Italie 2026 : l’école de Clermont supporte Ann-Renée Desbiens
Publié le 5 février 2026 à 17:58, modifié le 6 février 2026 à 08:41
À la veille des Olympiques en Italie, la fébrilité est palpable dans Charlevoix. L’hockeyeuse Ann-Renée Desbiens recevra une grande dose d’amour de son ancienne école primaire, à Clermont. Les élèves et le personnel se sont mobilisés pour encourager l’athlète.
Ann-Renée, le nom est sur toutes les lèvres dans cet établissement primaire. La fille du village, qui entame sa troisième participation aux Olympiques, aura toute une école derrière son filet.
« Allez, Anne-Renée, le Canada compte sur toi », « Go ma tante, je t’aime », « Let’s go, Anne-Renée! », lancent plusieurs enfants à leur gardienne de but préférée. « On souhaite bonne chance à Ann-Renée, puis on espère qu’elle va emporter la médaille d’or », ajoute Élie Gauthier, élève de l’école Laure-Gaudreault.
L’idée vient de la belle-sœur d’Ann-Renée Desbiens, Audrey Savard, qui est enseignante ici. Des nièces de l’hockeyeuse fréquentent aussi cette école. Mais la fierté va bien au-delà d’une histoire de famille.

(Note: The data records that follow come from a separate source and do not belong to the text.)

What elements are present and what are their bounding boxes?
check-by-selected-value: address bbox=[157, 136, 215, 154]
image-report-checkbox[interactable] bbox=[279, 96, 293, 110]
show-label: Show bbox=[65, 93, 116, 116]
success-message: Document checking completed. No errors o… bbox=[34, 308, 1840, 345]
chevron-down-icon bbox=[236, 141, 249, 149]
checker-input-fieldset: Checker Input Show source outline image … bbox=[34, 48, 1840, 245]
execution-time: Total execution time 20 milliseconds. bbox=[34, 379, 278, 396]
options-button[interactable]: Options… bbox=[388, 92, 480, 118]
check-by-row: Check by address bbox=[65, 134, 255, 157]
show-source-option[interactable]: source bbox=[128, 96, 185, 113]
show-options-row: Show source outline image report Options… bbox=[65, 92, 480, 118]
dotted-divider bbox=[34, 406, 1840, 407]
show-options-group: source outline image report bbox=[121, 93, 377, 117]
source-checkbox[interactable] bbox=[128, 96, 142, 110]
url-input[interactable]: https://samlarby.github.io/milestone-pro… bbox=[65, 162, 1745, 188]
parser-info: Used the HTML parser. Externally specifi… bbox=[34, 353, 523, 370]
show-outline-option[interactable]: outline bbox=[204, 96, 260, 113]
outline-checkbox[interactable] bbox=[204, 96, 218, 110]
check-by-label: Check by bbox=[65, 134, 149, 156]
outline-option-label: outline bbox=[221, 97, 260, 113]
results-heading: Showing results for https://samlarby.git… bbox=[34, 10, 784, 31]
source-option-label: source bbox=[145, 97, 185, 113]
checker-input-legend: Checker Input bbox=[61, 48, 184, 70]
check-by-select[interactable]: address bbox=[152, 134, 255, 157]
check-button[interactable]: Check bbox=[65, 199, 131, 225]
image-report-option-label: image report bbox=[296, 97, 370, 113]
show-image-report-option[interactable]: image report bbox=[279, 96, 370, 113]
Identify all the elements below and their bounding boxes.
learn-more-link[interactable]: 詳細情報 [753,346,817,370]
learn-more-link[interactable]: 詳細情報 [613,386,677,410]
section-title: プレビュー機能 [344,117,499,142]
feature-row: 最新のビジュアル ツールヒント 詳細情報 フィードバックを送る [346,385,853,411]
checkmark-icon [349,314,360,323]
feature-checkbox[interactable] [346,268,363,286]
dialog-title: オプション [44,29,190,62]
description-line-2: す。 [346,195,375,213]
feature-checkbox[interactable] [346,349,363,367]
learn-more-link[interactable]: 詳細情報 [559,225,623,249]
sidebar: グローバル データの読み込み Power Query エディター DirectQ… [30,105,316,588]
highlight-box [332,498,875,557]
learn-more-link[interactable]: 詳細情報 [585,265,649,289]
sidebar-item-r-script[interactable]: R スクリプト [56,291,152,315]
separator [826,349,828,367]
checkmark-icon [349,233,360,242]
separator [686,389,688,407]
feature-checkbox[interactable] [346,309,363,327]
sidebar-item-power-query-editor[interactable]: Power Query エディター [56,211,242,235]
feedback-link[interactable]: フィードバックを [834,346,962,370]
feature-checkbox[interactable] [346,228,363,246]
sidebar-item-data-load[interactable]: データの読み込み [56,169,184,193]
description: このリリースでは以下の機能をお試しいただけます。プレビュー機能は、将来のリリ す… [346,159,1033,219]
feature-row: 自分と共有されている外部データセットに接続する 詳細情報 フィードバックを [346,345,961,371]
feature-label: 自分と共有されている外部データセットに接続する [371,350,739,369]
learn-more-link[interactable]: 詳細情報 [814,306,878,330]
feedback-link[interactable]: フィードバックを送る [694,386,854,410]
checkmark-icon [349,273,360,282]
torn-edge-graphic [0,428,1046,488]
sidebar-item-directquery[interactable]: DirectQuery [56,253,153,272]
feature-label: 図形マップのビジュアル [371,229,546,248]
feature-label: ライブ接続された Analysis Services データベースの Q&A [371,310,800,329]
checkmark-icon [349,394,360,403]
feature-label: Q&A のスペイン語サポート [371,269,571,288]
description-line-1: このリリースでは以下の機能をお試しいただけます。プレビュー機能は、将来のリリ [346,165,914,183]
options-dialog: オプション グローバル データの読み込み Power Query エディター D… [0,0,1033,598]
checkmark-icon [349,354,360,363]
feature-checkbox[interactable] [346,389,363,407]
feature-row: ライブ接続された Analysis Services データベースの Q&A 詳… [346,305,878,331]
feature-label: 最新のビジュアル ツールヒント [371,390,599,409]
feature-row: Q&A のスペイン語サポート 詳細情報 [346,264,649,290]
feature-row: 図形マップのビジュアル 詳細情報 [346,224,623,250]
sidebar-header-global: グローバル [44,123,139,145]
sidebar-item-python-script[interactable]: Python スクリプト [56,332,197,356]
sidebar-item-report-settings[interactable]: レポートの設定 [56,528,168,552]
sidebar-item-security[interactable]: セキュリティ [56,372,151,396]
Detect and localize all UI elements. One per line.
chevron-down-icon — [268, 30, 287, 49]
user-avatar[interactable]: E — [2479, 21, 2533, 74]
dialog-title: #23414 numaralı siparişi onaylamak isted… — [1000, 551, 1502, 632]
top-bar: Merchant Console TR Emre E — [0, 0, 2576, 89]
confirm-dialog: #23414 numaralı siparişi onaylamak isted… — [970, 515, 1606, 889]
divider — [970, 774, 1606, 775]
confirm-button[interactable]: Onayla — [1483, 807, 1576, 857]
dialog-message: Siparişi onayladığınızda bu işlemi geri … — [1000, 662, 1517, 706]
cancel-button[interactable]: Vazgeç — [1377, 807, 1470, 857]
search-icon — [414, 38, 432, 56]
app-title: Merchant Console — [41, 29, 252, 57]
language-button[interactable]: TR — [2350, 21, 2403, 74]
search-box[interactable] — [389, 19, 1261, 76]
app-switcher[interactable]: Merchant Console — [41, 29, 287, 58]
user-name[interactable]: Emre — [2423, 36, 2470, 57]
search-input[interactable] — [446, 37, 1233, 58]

« Je trouve que c’était quelque chose de significatif pour nos élèves de savoir qu’il y a une athlète de haut niveau qui a déjà été assise ici, dans leur école, et de voir à quel niveau elle est rendue aujourd’hui », souligne Audrey Savard.
Des photos, des vidéos, des affiches et le port du chandail de l’athlète : tous les moyens sont bons pour encourager l’athlète et ses coéquipières.
« Moi je trouvais ça très intéressant pour les encourager chacune, et Ann-Renée en particulier », confie une élève, Flavie Desbiens. « C’est cool parce que ça va y aller jusqu’à Ann-Renée, puis moi je suis fan de la Victoire », ajoute son camarade Luka Godbout.
Pour le personnel, c’est aussi l’occasion d’enseigner autour d’un thème rassembleur.
« On travaille la géographie, on travaille l’ouverture sur le monde, alors ça rassemble, ça touche à plein de volets », explique une enseignante, Guylaine Savard. « C’est un événement qui est riche en apprentissages pour les élèves. C’est sûr que chacune des classes aussi vont en parler », croit aussi Audrey Savard.
Bien avant sa carrière professionnelle, Ann-Renée Desbiens se distinguait déjà sur les bancs d’école. L’une de ses enseignantes, Josée Tremblay, s’en souvient très bien.
« C’était une élève formidable quand elle était en classe, elle participait toujours très bien aux activités, elle était très assidue en classe puis déjà, on le sait tous, elle avait cette passion-là qui était le hockey. Ça faisait d’elle une élève très très très motivée, puis très attachante », partage Mme Tremblay.
Peu importe sa performance en Italie, la Muraille de Charlevoix a gagné le cœur de la nouvelle génération.
« Ça nous encourage beaucoup à devenir comme elle », affirme le jeune Antoine Marinoff. « Moi, c’est mon plus grand rêve de devenir un joueur professionnel de hockey », ajoute Élie Gauthier.
« Encore ce matin, ils m’ont dit : ça commence demain, les jeux. Fait qu’on va suivre ça à chaque jour, puis on va se tenir au courant avec les élèves, c’est sûr, puis on va la suivre », conclut Josée Tremblay.